Ben Burton first saw her in Miss Inez Couch’s freshman English class.
LaVerne Bolding was “breath-takingly beautiful.” Of the many beautiful girls he saw his first day on campus, the dark-haired beauty from DeQueen captivated him the most, especially by the intense way she listened to him.
“She seemed sincerely interested in what I had to say,” he said. “It made me feel like Christmas.”
LaVerne noticed the handsome athlete and his quiet confidence when he took a seat adjacent to hers in class that late summer day in 1947. A year would pass before they had their first date to the football banquet. After that, much of their free time was spent talking on the back steps of Nelson Hall, where the dining hall used to be or on a bench under the famed old pine tree near Overstreet that no longer stands, but once bore the initials of young sweethearts.
“The bench around that old pine tree in front of the main building heard and holds our plans and probably bears our imprints,” LaVerne said. “It is where we rendezvoused and detailed a heavenly future together which has largely, miraculously, unfolded just as planned.”
The young couple would meet at the old bookstore to share a snack of tomato juice and crackers that LaVerne bought. They laugh about the strict rules of dorm life – the curfew and lights out early were strictly enforced.
English teacher Inez Couch, must have seen their potential even before they did, according to LaVerne, because she often highlighted the two students in class as good examples even before they were a couple.
Ben had known since junior high that he had wanted to be a coach and there were few that he admired more than Southern State College’s Coach Elmer Smith.
As Magnolia football stars in high school, Ben and his twin, Len Burton, were well known in the region and were courted by larger schools, but a chance to work with Smith won out. Coach Elmer made sure that football was like a full-time job for his players. As a member of Coach Elmer’s Quartet, Ben, along with James Etheridge, Prentiss “Duddy” Waller and Len, recruited by entertaining at area schools. He was also a member of The Musical Muleriders, who performed on an early morning radio show for Magnolia’s KVMA.

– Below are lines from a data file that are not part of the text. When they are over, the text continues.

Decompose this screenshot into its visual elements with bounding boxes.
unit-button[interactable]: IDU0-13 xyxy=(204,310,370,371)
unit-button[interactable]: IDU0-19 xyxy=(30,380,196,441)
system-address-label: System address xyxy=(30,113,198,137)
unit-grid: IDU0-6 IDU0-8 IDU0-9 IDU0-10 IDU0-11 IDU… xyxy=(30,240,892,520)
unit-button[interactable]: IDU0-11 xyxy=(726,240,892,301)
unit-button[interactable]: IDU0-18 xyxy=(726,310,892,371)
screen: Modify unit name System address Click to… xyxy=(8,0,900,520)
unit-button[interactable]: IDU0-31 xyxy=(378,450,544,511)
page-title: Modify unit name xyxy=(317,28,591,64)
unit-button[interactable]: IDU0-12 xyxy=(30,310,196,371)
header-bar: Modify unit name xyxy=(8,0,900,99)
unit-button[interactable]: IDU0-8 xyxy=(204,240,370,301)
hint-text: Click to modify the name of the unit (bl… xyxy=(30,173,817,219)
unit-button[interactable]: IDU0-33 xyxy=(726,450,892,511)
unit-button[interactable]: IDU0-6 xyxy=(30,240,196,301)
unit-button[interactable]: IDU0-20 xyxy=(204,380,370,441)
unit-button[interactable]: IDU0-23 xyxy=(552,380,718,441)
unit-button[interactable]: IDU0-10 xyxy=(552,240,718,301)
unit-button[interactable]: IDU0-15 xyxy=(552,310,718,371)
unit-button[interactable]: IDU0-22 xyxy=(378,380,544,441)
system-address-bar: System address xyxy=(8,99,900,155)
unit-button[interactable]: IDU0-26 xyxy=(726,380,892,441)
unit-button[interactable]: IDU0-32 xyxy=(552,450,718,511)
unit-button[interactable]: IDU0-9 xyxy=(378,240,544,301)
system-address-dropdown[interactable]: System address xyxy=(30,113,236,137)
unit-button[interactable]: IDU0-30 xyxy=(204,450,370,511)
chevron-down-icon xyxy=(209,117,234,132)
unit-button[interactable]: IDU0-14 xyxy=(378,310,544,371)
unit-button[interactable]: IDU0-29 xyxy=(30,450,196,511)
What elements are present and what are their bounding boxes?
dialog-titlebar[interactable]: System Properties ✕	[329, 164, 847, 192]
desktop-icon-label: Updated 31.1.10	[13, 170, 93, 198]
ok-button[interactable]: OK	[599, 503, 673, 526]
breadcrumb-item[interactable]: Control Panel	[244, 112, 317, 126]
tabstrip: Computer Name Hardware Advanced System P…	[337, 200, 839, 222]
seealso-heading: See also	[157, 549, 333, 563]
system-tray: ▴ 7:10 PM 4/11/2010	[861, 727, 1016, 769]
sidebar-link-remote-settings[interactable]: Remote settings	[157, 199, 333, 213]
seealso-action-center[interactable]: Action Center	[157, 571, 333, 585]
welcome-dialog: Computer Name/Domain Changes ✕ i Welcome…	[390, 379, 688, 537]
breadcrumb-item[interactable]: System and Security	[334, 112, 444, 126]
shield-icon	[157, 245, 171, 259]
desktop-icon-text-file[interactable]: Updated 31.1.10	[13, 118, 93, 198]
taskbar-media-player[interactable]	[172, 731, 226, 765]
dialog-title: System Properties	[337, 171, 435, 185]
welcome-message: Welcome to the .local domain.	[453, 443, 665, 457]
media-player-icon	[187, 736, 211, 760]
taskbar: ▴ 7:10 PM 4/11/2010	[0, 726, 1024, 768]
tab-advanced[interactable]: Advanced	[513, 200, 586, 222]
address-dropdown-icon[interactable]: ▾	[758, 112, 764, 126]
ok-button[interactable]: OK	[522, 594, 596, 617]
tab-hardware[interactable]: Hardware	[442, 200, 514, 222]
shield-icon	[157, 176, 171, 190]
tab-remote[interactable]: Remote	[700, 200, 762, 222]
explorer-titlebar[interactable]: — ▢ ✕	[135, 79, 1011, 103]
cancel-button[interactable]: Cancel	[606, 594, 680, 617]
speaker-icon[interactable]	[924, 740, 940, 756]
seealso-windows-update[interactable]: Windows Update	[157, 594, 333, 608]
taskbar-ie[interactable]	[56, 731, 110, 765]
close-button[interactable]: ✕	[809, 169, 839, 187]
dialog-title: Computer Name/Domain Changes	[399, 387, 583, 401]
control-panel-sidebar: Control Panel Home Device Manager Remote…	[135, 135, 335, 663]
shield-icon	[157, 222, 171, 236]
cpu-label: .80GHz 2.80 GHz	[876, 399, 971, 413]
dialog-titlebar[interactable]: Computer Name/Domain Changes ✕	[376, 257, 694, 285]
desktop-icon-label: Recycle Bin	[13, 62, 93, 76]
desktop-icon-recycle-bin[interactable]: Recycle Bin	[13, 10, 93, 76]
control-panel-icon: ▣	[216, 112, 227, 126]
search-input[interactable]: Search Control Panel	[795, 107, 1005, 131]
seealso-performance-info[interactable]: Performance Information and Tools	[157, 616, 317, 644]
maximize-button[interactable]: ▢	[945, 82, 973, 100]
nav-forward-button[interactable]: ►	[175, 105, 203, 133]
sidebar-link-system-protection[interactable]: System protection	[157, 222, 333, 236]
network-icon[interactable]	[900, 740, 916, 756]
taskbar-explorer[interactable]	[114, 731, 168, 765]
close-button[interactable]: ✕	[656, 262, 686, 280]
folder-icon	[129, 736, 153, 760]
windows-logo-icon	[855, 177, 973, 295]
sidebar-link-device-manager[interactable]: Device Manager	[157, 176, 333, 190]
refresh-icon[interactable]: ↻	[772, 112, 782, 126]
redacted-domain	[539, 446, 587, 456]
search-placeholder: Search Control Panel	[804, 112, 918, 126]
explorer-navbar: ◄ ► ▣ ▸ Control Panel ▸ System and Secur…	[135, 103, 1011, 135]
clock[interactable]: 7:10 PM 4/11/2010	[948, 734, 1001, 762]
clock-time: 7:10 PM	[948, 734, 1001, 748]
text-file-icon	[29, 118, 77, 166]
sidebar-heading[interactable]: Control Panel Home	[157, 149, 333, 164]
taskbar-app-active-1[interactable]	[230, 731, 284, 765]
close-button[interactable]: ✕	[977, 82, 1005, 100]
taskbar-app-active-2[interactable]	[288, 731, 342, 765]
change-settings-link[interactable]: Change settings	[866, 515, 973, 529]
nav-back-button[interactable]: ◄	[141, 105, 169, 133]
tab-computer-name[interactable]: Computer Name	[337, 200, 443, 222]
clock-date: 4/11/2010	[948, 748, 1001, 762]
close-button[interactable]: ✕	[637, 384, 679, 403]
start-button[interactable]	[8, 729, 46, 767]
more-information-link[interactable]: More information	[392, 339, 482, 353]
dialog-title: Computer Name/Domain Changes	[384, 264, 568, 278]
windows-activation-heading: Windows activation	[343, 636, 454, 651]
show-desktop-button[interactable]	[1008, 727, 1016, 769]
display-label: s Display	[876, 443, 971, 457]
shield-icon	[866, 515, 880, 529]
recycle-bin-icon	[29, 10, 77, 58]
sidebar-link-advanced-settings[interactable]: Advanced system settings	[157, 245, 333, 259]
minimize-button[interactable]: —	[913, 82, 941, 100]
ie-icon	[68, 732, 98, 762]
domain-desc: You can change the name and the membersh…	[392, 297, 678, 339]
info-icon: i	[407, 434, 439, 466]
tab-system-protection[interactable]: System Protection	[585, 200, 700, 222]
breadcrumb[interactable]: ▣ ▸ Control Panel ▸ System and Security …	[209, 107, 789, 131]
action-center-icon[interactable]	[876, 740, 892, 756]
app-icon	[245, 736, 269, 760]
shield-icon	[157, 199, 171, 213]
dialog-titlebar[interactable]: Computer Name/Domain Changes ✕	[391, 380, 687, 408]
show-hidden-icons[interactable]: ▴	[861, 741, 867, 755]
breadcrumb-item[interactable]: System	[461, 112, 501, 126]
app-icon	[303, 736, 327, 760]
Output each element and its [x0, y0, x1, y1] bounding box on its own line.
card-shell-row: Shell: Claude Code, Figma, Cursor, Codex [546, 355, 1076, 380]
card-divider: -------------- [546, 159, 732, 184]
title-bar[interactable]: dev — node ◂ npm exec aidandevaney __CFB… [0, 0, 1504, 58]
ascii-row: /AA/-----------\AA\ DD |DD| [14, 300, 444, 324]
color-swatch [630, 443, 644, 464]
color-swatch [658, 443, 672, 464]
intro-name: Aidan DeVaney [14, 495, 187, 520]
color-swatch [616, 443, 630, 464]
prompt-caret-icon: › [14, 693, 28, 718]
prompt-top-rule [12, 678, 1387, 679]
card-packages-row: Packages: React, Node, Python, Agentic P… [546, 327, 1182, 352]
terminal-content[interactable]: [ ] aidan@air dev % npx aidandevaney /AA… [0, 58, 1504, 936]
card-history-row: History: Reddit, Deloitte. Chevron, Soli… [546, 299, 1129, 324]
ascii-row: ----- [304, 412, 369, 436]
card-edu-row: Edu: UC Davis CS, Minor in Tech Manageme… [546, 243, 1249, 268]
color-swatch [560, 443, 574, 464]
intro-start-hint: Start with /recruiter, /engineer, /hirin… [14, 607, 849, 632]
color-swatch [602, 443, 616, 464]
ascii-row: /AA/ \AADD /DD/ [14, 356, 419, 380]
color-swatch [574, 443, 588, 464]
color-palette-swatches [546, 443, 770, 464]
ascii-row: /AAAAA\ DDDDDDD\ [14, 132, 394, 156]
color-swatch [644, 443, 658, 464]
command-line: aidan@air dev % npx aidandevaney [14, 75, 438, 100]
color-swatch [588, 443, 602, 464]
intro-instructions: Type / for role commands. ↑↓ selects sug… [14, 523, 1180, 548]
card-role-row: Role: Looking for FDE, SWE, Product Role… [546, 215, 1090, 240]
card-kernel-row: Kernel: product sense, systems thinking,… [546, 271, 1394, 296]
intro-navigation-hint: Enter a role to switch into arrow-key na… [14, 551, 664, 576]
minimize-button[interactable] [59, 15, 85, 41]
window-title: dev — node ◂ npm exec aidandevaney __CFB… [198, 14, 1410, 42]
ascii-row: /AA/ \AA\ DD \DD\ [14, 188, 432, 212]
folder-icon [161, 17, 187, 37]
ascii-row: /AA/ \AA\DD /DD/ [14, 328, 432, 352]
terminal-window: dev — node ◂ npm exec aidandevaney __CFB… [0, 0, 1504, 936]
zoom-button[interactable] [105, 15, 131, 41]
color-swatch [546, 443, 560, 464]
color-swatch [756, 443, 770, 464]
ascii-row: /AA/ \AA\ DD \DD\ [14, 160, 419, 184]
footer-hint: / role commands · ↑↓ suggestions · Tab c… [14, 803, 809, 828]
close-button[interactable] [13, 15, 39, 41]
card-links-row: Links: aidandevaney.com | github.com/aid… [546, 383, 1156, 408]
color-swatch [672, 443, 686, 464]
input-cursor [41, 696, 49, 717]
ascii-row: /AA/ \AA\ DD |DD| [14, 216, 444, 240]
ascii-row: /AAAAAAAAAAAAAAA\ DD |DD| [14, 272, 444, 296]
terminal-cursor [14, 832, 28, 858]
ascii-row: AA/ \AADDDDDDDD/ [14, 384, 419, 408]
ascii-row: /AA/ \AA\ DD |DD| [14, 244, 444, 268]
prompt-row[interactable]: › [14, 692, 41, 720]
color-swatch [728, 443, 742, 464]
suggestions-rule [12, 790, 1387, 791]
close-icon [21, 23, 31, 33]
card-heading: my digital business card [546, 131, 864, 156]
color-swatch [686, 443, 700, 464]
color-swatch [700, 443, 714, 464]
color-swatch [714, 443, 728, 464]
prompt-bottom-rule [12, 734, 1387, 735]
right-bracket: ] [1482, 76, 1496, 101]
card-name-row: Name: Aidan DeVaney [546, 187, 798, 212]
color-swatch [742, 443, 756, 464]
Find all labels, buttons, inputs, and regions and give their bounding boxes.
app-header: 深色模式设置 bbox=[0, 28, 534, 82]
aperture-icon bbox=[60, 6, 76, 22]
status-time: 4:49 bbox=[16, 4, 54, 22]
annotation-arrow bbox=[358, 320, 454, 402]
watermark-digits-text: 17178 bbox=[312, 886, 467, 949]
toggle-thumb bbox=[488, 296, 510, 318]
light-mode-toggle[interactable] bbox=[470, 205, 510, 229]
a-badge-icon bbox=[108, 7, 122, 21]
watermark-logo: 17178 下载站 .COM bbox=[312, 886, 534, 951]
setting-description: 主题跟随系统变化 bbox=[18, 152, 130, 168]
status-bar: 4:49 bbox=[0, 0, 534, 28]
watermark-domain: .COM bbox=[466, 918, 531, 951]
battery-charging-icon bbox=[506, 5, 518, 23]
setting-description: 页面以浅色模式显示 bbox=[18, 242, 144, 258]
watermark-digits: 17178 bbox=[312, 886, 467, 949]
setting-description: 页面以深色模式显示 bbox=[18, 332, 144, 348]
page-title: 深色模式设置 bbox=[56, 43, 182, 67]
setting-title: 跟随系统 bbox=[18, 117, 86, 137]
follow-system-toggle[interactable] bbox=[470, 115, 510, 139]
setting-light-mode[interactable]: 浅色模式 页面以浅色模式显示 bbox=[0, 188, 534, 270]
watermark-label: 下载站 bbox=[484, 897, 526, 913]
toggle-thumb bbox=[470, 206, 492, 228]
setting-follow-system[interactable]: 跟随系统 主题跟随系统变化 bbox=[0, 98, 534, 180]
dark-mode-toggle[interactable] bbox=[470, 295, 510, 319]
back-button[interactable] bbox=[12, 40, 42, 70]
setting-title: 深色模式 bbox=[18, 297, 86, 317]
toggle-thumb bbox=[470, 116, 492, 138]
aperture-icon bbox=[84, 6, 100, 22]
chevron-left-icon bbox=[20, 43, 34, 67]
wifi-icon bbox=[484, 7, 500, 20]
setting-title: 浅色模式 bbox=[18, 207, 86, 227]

Keeping busy as part of the newspaper staff, LaVerne majored in home economics and science. She was Miss SSC and was crowned homecoming queen, but since Coach Elmer prohibited player participation in homecoming activities, Ben’s only glimpse of that homecoming was of his LaVerne being accompanied by another. “I only remember wondering, who is that guy escorting LaVerne?” he said.
“What a thrill and an honor it was,” she said.
After graduating, Ben followed his dream and coached football in Arkansas and Texas for 15 years, before going to work for Weyerhauser. Ben served a short time in the Arkansas legislature, became a public speaker and has written a book.
LaVerne taught school in Mena until they married and taught Home Ec and Science wherever he coached in between the arrivals of their four children.
Ben and LaVerne, were inducted as Distinguished Alumni, as well as Len Burton. They have made visits to the modern-day campus where they find themselves searching for familiar buildings and landscapes where memories and futures were forged so many years earlier. The Burtons now live in Hot Springs and are nostalgic, yet proudly impressed by how their intimate campus has been enveloped by expansion and growth.